Lembrar que já percorremos um longo caminho nos engrandece, mas é preciso olhar para frente é preciso fazer com que a defesa intransigente dos direitos humanos das mulheres se espalhe como uma epidemia, como uma loucura coletiva.
Desde o inicio dos tempos as mulheres que falam são taxadas de loucas, as muitas, que nos antecedem sustentaram muitas vezes altivas este rotulo, entretanto o tempo passam a sociedade muda e podemos ver com outros olhos seu legado, Maria Quitéria, Berta Lutz, Olga Benário, pagu, Chiquinha Gonzaga, Cora Coralina, Consuelo Nasser, honram a luta das mulheres.
Lembrar de Consuelo é lembrar de intrasigência Cintra a luta da justiça, pois seu nome significa luta, significa ousadia, significa combater o bom combate ao lado de quem necessita, significa, sobretudo, compromisso com a luta por uma nova sociedade sem opressores e oprimidos, luta por uma educação não sexista, que contemple a singularidade de cada ser humano desde a infância, sem aprisionar em papeis sociais castradores e violentos.

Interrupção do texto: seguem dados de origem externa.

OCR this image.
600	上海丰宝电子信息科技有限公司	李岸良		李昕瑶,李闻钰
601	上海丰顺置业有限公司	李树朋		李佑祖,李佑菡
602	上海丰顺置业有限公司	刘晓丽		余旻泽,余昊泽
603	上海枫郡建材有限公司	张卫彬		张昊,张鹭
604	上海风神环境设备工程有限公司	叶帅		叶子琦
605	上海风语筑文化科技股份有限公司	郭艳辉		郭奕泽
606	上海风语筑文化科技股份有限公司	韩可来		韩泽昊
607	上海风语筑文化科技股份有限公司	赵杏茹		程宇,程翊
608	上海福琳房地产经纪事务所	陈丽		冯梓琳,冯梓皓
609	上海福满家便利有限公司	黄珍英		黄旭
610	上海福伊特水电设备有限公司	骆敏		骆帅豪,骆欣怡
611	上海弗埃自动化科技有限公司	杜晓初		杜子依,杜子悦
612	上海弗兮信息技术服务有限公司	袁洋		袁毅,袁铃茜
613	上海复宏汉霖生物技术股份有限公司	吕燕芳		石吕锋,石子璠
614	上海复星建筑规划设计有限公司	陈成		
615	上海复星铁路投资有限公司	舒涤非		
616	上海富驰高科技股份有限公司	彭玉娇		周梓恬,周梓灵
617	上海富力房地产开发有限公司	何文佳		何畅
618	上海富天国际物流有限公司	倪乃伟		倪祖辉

É por isso que pra nós é uma emocionante tarefa trazer estas palavras no dia de hoje e como já dizia a musica de Beto Guedes: “tudo que move é sagrado” e o legado de Consuelo para toda a sociedade goiana são seis sonhos, o CEVAM , a luta, o movimento, a resistência,esta é portanto uma tarefa sagrada.
Ela escreveu: “Vamos amar e apoiar os derrotados de luz. De gente assim, e somente deles, é o reino dos céus” – nós achamos que o CEVAM é um lugar de luz, que precisa ser preservado.
E assim que convidamos a sociedade aqui presente para voltar os olhos para o Cevam para a possibilidade de resignificação de vidas encerradas em sua existência. Temos obtido muitas vitorias em nossa luta, mas para dar conta de contrapor a violência domestica auxiliando suas vitimas é sempre preciso sonhar mais, buscar mais.
E o Cevam persiste, persistimos, queremos realizar mais sonhos, mudar o cotidiano das mulheres vítimas da violência, e para tanto contamos com todos e cada um de vocês que se fazem presentes nessa noite de alegria e saudação à luta de tantas mulheres, que certamente também deveriam ser homenageadas.
Sabemos que nossa tarefa é árdua, mais também sabemos de nossa ousadia, estamos caminhando e como diz o poeta Tiago Melo:
“não tenho caminho novo,
o que tenho e novo é o jeito e caminhar...
Aprendi, o caminhar cantando,
como convém a mim e aos que vão comigo,
pois já não vou mais sozinho.”
Sabemos que não estamos sozinhas e que muito ainda há a construir, pois são vários os sonhos.
E também dizia o poeta, sonhar já é um começo, e é pelo sonho que temos vivido pelo sonho que seguimos, por ele moldamos a argamassa da violência em alegrias, transformando dor em coragem, raiva em tolerância, fazendo de cada tombo um paço de dança.